So I have a lot, a lot, more to write about this festival but I wanted to say something briefly about what I took to be the ethos, the sense, of Meeting of the Styles this year, which was a kind of improvisation and generosity. Watching various artists paint (forgive my imperfect recollection of names) AIR crew, CBS Crew, NERD and PATH, STEF and DEMON, SUPHER, FLASH and CHUMBLY among many many others, and hanging out with a writer on hiatus, the kind OUTLET, I witnessed a kind of organic collaboration, communication through the vocabulary of color, and a shared sense of excitement and intense dedication. Starting around noon yesterday, facing large swathes of yet-to-be-primed walls artists had to take sketches on 8 by 11 inches of paper and transfer them to a scale of ten by eight feet, at minimum. They had to deal with random plant growth, a tree that stubbornly grew right up to a wall, uneven brick, confining alleys, and produce something fantastic.
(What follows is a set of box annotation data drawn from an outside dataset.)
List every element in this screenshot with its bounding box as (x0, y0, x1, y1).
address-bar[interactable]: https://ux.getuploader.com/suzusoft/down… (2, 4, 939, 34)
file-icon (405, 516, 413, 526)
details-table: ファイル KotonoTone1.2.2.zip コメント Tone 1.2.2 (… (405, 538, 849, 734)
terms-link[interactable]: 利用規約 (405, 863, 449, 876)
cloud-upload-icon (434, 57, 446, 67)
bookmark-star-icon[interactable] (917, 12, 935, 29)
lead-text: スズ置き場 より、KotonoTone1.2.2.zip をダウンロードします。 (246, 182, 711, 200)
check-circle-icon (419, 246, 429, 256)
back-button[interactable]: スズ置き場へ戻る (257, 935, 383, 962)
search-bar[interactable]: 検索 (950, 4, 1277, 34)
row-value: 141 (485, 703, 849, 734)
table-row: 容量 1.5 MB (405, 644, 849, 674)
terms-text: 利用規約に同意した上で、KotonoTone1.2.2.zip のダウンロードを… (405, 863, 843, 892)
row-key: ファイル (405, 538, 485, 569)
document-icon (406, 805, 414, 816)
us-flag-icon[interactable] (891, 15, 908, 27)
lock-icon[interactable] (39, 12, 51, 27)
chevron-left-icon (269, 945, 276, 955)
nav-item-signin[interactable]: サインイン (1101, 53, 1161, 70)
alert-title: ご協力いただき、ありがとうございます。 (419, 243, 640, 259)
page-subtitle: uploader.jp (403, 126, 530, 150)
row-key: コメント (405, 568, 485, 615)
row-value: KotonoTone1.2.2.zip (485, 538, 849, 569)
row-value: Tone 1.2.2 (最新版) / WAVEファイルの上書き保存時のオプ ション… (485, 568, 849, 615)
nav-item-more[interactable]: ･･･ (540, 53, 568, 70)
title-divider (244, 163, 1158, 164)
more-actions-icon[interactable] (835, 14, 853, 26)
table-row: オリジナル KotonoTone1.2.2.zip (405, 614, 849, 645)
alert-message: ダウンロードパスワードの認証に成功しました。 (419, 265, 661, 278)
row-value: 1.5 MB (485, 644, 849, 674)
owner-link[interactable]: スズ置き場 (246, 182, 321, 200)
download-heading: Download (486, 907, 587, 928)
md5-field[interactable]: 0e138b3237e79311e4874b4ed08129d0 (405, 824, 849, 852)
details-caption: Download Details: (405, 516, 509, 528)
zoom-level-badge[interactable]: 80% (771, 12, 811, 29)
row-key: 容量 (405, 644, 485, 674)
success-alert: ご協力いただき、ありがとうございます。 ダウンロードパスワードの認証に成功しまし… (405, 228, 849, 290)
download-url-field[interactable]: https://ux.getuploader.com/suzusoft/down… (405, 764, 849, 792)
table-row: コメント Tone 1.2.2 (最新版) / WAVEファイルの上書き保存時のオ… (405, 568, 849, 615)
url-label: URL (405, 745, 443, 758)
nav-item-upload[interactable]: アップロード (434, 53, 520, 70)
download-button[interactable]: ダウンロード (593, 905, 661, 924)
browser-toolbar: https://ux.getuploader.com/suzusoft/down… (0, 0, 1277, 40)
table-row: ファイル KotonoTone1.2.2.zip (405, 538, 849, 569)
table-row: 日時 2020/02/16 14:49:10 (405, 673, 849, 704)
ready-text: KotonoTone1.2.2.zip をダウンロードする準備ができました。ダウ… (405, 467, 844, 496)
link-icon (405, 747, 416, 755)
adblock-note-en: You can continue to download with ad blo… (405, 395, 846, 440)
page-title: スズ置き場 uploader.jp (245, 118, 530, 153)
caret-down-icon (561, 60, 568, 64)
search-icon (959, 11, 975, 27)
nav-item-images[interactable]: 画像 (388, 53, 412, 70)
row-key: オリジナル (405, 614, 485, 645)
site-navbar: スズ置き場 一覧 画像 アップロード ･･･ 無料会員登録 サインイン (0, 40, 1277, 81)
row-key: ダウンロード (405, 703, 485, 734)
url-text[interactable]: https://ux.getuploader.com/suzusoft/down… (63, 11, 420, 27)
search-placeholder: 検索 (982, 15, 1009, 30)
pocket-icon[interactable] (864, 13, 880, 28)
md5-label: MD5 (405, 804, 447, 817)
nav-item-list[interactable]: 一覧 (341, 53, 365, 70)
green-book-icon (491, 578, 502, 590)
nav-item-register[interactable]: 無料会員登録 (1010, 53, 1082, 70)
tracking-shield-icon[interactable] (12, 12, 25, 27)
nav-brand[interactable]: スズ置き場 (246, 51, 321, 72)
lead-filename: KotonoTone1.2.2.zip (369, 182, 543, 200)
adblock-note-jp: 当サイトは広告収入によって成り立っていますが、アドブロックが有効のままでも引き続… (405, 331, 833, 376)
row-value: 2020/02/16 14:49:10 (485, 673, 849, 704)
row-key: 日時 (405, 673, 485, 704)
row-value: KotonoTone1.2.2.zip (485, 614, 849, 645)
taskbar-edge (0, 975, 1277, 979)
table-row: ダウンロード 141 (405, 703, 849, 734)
Observing artists do an activity that is frequently understood as ego driven, but do so in a collaborative, generous way (sharing gloves, paint, ideas, smokes, beers) is a powerful reminder that art can startle us, change us, and open us up to different ways of thinking.
At 27th and Kedzie after interviewing Caesar (transcript to follow) I stood in silence watching, listening to the guys work. “I hate how these fucking white lines got fucked up!” a writer lamented– “Fucking cans. But yo, just make your letters and I’ll make it work ” he suggested. The alley hosted the rhythms of gentle exhales, kind of a hissing and kind of a whisper, of spray cans, hinting at the life walls have and the imaginative resources they can offer to us.
This event is not without politics or controversy. Nothing is. But I felt lucky to be able to see artists from Texas, the Bay Area, Chicago, LA, New Mexico, Detroit sharing spaces, and sharing ideas. At the opening party on Friday night Illuminati Congo rhymed about how “we are all energy” and listening, smelling and seeing the outpouring of expression via aerosol cans across four different sets of walls in South West Chicago, there is visual evidence to prove his point.